View over Bhaktapur from the five stove temple- a temple that survived the earthquake.
Exploring the historical city of Bhaktapur in a day.

“Did he say Bhaktapur?”
“I think so… Quick! Run!”

We ran (literally ran, busses don’t stop over here) to hop on the local bus, hoping it was the right one. The only way to know where busses are going here is listening to the guy hanging out the bus door, he’ll tell the destination over and over very quickly:

“Bhaktapur! Bhaktapur! Bhaktapur!”

So we cram in and all boundaries concerning personal space are broken down. Nepali music is blasting and wind rushes in open windows, through which we excitedly spot monkeys.

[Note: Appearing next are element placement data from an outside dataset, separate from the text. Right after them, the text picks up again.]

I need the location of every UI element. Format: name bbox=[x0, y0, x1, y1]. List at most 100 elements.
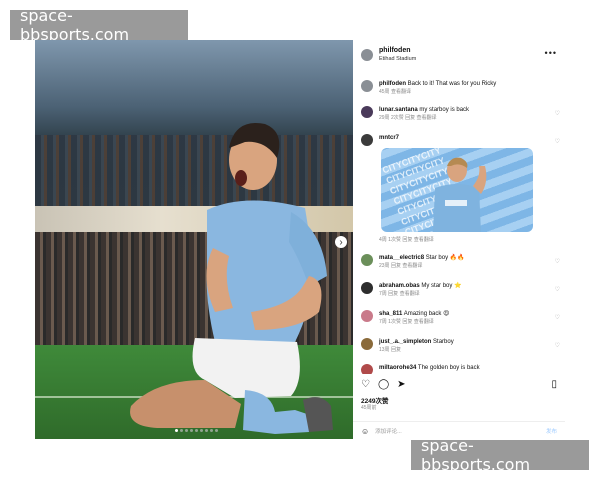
carousel-dots bbox=[175, 429, 218, 432]
comment-time: 29周 bbox=[379, 115, 390, 121]
carousel-dot bbox=[200, 429, 203, 432]
comment-icon[interactable]: ◯ bbox=[378, 379, 389, 390]
comment-body: lunar.santana my starboy is back 29周 2次赞… bbox=[379, 106, 557, 122]
comment: just_.a._simpleton Starboy 13周 回复 bbox=[361, 338, 557, 354]
comment-time: 4周 bbox=[379, 237, 387, 243]
player-figure bbox=[130, 123, 333, 434]
comment-time: 23周 bbox=[379, 263, 390, 269]
emoji-icon: 😍 bbox=[443, 311, 450, 317]
like-heart-icon[interactable]: ♡ bbox=[555, 138, 560, 145]
carousel-next-button[interactable]: › bbox=[335, 236, 347, 248]
comment: sha_811 Amazing back 😍 7周 1次赞 回复 查看翻译 bbox=[361, 310, 557, 326]
comment-time: 13周 bbox=[379, 347, 390, 353]
comment-text: Amazing back bbox=[403, 311, 442, 317]
comment-likes[interactable]: 1次赞 bbox=[388, 237, 401, 243]
watermark-top: space-bbsports.com bbox=[10, 6, 188, 44]
comment-likes[interactable]: 2次赞 bbox=[391, 115, 404, 121]
comment-time: 7周 bbox=[379, 319, 387, 325]
carousel-dot bbox=[195, 429, 198, 432]
like-heart-icon[interactable]: ♡ bbox=[555, 314, 560, 321]
comment-body: mata__electric8 Star boy 🔥🔥 23周 回复 查看翻译 bbox=[379, 254, 557, 270]
reply-link[interactable]: 回复 bbox=[391, 347, 401, 353]
comment: mata__electric8 Star boy 🔥🔥 23周 回复 查看翻译 bbox=[361, 254, 557, 270]
like-heart-icon[interactable]: ♡ bbox=[555, 286, 560, 293]
comment-user[interactable]: miltaorohe34 bbox=[379, 365, 416, 371]
comment-body: sha_811 Amazing back 😍 7周 1次赞 回复 查看翻译 bbox=[379, 310, 557, 326]
translate-link[interactable]: 查看翻译 bbox=[417, 115, 437, 121]
post-location[interactable]: Etihad Stadium bbox=[379, 55, 416, 64]
avatar[interactable] bbox=[361, 134, 373, 146]
avatar[interactable] bbox=[361, 49, 373, 61]
comment-user[interactable]: just_.a._simpleton bbox=[379, 339, 431, 345]
avatar[interactable] bbox=[361, 106, 373, 118]
comment-meta: 13周 回复 bbox=[379, 346, 557, 354]
carousel-dot bbox=[215, 429, 218, 432]
reply-link[interactable]: 回复 bbox=[402, 237, 412, 243]
translate-link[interactable]: 查看翻译 bbox=[414, 319, 434, 325]
comment-user[interactable]: mntcr7 bbox=[379, 135, 399, 141]
comment-meta: 45周 查看翻译 bbox=[379, 88, 557, 96]
comment-body: mntcr7 bbox=[379, 134, 557, 146]
translate-link[interactable]: 查看翻译 bbox=[400, 291, 420, 297]
comment-body: miltaorohe34 The golden boy is back bbox=[379, 364, 557, 374]
fire-icon: 🔥🔥 bbox=[449, 255, 465, 261]
comment-time: 7周 bbox=[379, 291, 387, 297]
comment-body: abraham.obas My star boy ⭐ 7周 回复 查看翻译 bbox=[379, 282, 557, 298]
like-heart-icon[interactable]: ♡ bbox=[555, 258, 560, 265]
comment-meta-row: 4周 1次赞 回复 查看翻译 bbox=[361, 236, 557, 244]
comment-text: The golden boy is back bbox=[417, 365, 480, 371]
watermark-text: space-bbsports.com bbox=[20, 6, 130, 44]
comment-user[interactable]: mata__electric8 bbox=[379, 255, 424, 261]
reply-link[interactable]: 回复 bbox=[391, 263, 401, 269]
comment-text: Back to it! That was for you Ricky bbox=[407, 81, 497, 87]
post-author: philfoden Etihad Stadium bbox=[379, 46, 416, 64]
comment-meta: 7周 回复 查看翻译 bbox=[379, 290, 557, 298]
comment-user[interactable]: lunar.santana bbox=[379, 107, 418, 113]
avatar[interactable] bbox=[361, 254, 373, 266]
avatar[interactable] bbox=[361, 310, 373, 322]
reply-link[interactable]: 回复 bbox=[405, 115, 415, 121]
comment-time: 45周 bbox=[379, 89, 390, 95]
post-time: 45周前 bbox=[361, 405, 377, 411]
carousel-dot bbox=[180, 429, 183, 432]
reply-link[interactable]: 回复 bbox=[388, 291, 398, 297]
reply-link[interactable]: 回复 bbox=[402, 319, 412, 325]
avatar[interactable] bbox=[361, 364, 373, 374]
like-heart-icon[interactable]: ♡ bbox=[555, 110, 560, 117]
post-button[interactable]: 发布 bbox=[546, 427, 557, 435]
comment-text: my starboy is back bbox=[419, 107, 470, 113]
post-photo: › bbox=[35, 40, 353, 439]
comment-input[interactable]: 添加评论... bbox=[375, 427, 402, 435]
comment-image[interactable]: CITYCITYCITY CITYCITYCITY CITYCITYCITY CITY… bbox=[381, 148, 533, 232]
comment-body: just_.a._simpleton Starboy 13周 回复 bbox=[379, 338, 557, 354]
comment-text: Star boy bbox=[425, 255, 449, 261]
carousel-dot bbox=[205, 429, 208, 432]
avatar[interactable] bbox=[361, 80, 373, 92]
like-heart-icon[interactable]: ♡ bbox=[555, 342, 560, 349]
translate-link[interactable]: 查看翻译 bbox=[402, 263, 422, 269]
comment-meta: 29周 2次赞 回复 查看翻译 bbox=[379, 114, 557, 122]
translate-link[interactable]: 查看翻译 bbox=[391, 89, 411, 95]
carousel-dot bbox=[210, 429, 213, 432]
more-options-icon[interactable]: ••• bbox=[545, 48, 557, 58]
emoji-picker-icon[interactable]: ☺ bbox=[361, 427, 369, 436]
comment-user[interactable]: sha_811 bbox=[379, 311, 402, 317]
avatar[interactable] bbox=[361, 338, 373, 350]
comment-user[interactable]: abraham.obas bbox=[379, 283, 420, 289]
author-username[interactable]: philfoden bbox=[379, 46, 416, 55]
share-icon[interactable]: ➤ bbox=[397, 379, 405, 390]
comment-meta: 7周 1次赞 回复 查看翻译 bbox=[379, 318, 557, 326]
comments-panel: philfoden Etihad Stadium ••• philfoden B… bbox=[353, 40, 565, 439]
sticker-player bbox=[433, 157, 487, 232]
like-icon[interactable]: ♡ bbox=[361, 379, 370, 390]
comment: miltaorohe34 The golden boy is back bbox=[361, 364, 557, 374]
carousel-dot bbox=[175, 429, 178, 432]
star-icon: ⭐ bbox=[454, 283, 462, 289]
carousel-dot bbox=[190, 429, 193, 432]
avatar[interactable] bbox=[361, 282, 373, 294]
bookmark-icon[interactable]: ▯ bbox=[551, 379, 557, 390]
comment-user[interactable]: philfoden bbox=[379, 81, 406, 87]
watermark-text: space-bbsports.com bbox=[421, 436, 531, 474]
translate-link[interactable]: 查看翻译 bbox=[414, 237, 434, 243]
comment-likes[interactable]: 1次赞 bbox=[388, 319, 401, 325]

I meet a guy who speaks understandable English. “It’s Mother’s Day! I go to see her!” He explains the sights of Bhaktapur and makes sure I know the bus fare so I don’t get ripped off. He also points sights out to me along the way:

“they’re making pasta!” He points to a roof full of racks with pasta hanging up.
“They go to see their mothers!” He points to women holding gifts.
“Bhaktapur city!” We have arrived…

To enter Durbar square we got charged 1500rps; we complained, we decided that it would be worth it and at the end of the day we all agreed it was.

We got lost in the little streets, looking in little stalls, taking in the aromas of street food, wandering around the ruins (Bhaktapur was severely damaged by the 2015 earthquake in Nepal, over 200 people in the area died in the disaster.)

Damage from the 2015 earthquake in Bhaktapur.

Amongst the the ruins and shops, temples are nestled and locals are kind and ready to greet us with smiles and a ‘namaste.’

We step¬†into¬†‘the peacock shop,’ a cute, dark and dusty little shop selling books and prints amongst other things, made out of handmade paper (which you can see bein made in a workshop out the back.) The cashier was great, telling stories, making jokes and talking with such passion about his culture.

We stop for cheap vegetable momos (dumplings that they sell EVERYWHERE around here) and get ‘King curd’ for dessert.

We search for the cheapest curd and end up at a little place near Durbar square (just before the bus stop) and it costs 40rps! (We had previously seen it priced at 120rps.) entering the store I ask the guy sitting on the front step, “King curd?”

Her grins and replies, “best yogurt in the world is in Bhaktapur.”

So we all are sure we have found the right spot. We head in and sit down in a very, very dark, tiny room. The yogurt arrives in little pottery cups and I’m convinced: this is the best yoghurt in the world.

I had worried that Bhaktapur wouldn’t be worth the visit due to the damage from the earthquake- I was wrong. The ruins are eye openers and the charm of Bhaktapur has a tight grip that the shake of the earthquake didn’t loosen.

We take a bus back to Kathmandu, get lost and end up in a taxi, exhausted but happy.